Saí de casa com a intenção de conferir o filme da lésbica gata de cabelo azul, mas o ônibus demorou demais, e tive que improvisar.

Carrie - cartaz

Acabei vendo Carrie: A Estranha (Carrie, EUA, 2013), e fiquei com vontade de comentar algumas coisas.

Primeiro já vou deixar claro que eu não gosto do filme de 1976 do Brian De Palma. Não entendo mesmo a babação de ovo em cima desse suposto “clássico” do terror, que de competente tem apenas as performances de Sissy Spacek e Piper Laurie.

Aviso também que li o livro, mas que não acho o livro grande coisa, e que, se eu comentar a “adaptação”, será apenas a título de curiosidade, pois acredito que um filme deva ser analisado como um filme que sabe caminhar sozinho, independente do material original (que seria o andador, dentro dessa metáfora – e vale lembrar que médicos não recomendam que a criança use um andador na hora de aprender a caminhar sozinha).

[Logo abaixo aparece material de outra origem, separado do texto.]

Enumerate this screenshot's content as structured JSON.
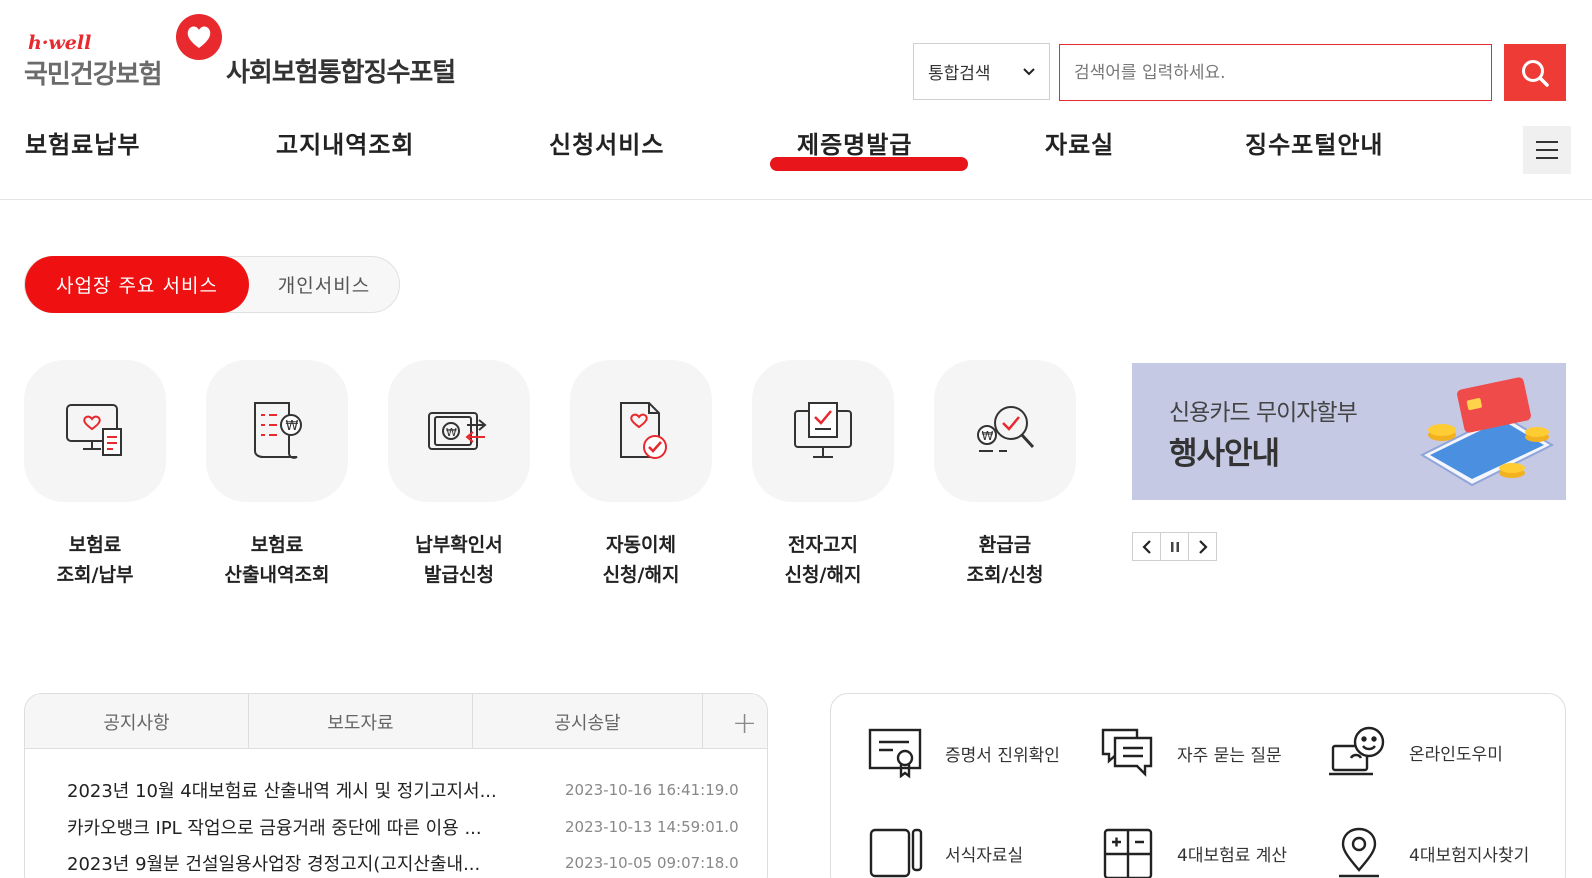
{
  "header": {
    "logo_tag": "h·well",
    "logo_org": "국민건강보험",
    "portal_title": "사회보험통합징수포털",
    "search": {
      "scope": "통합검색",
      "placeholder": "검색어를 입력하세요."
    }
  },
  "gnb": {
    "items": [
      "보험료납부",
      "고지내역조회",
      "신청서비스",
      "제증명발급",
      "자료실",
      "징수포털안내"
    ],
    "active_index": 3
  },
  "service_tabs": {
    "active": "사업장 주요 서비스",
    "other": "개인서비스"
  },
  "quick_services": [
    {
      "line1": "보험료",
      "line2": "조회/납부",
      "icon": "monitor-bill-icon"
    },
    {
      "line1": "보험료",
      "line2": "산출내역조회",
      "icon": "document-won-icon"
    },
    {
      "line1": "납부확인서",
      "line2": "발급신청",
      "icon": "payment-transfer-icon"
    },
    {
      "line1": "자동이체",
      "line2": "신청/해지",
      "icon": "document-check-icon"
    },
    {
      "line1": "전자고지",
      "line2": "신청/해지",
      "icon": "monitor-check-icon"
    },
    {
      "line1": "환급금",
      "line2": "조회/신청",
      "icon": "refund-search-icon"
    }
  ],
  "banner": {
    "subtitle": "신용카드 무이자할부",
    "title": "행사안내"
  },
  "board": {
    "tabs": [
      "공지사항",
      "보도자료",
      "공시송달"
    ],
    "notices": [
      {
        "title": "2023년 10월 4대보험료 산출내역 게시 및 정기고지서...",
        "date": "2023-10-16 16:41:19.0"
      },
      {
        "title": "카카오뱅크 IPL 작업으로 금융거래 중단에 따른 이용 ...",
        "date": "2023-10-13 14:59:01.0"
      },
      {
        "title": "2023년 9월분 건설일용사업장 경정고지(고지산출내...",
        "date": "2023-10-05 09:07:18.0"
      }
    ]
  },
  "quick_links": [
    {
      "label": "증명서 진위확인",
      "icon": "certificate-icon"
    },
    {
      "label": "자주 묻는 질문",
      "icon": "faq-chat-icon"
    },
    {
      "label": "온라인도우미",
      "icon": "online-helper-icon"
    },
    {
      "label": "서식자료실",
      "icon": "form-archive-icon"
    },
    {
      "label": "4대보험료 계산",
      "icon": "calculator-icon"
    },
    {
      "label": "4대보험지사찾기",
      "icon": "location-pin-icon"
    }
  ],
  "colors": {
    "brand_red": "#ef1111",
    "banner_bg": "#c6c9e4"
  }
}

Por último, mas não menos importante, vou declarar de uma vez que eu gostei mais desse filme que do “original”. Esse Carrie versão Séc. XXI sofre de praticamente todos os mesmos problemas daquele primeiro, mas não é tão cafona, e tem uma cena clímax infinitamente melhor montada. Só por isso, já ganha minha simpatia.

Então, começando pelo começo, um começo que é bom para já evidenciar a demência da Mãe, Margaret White (Jennifer Moore), uma crente no pior e mais extremo sentido possível da palavra. E um começo que, porém, também já tenta escancarar os poderes telecinésicos da Filha, Carrie White (Chloë Grace Moretz), e força um pouco a barra nesse quesito, já denunciando um dos problemas que irão permanecer pelo filme todo: CGI de montão.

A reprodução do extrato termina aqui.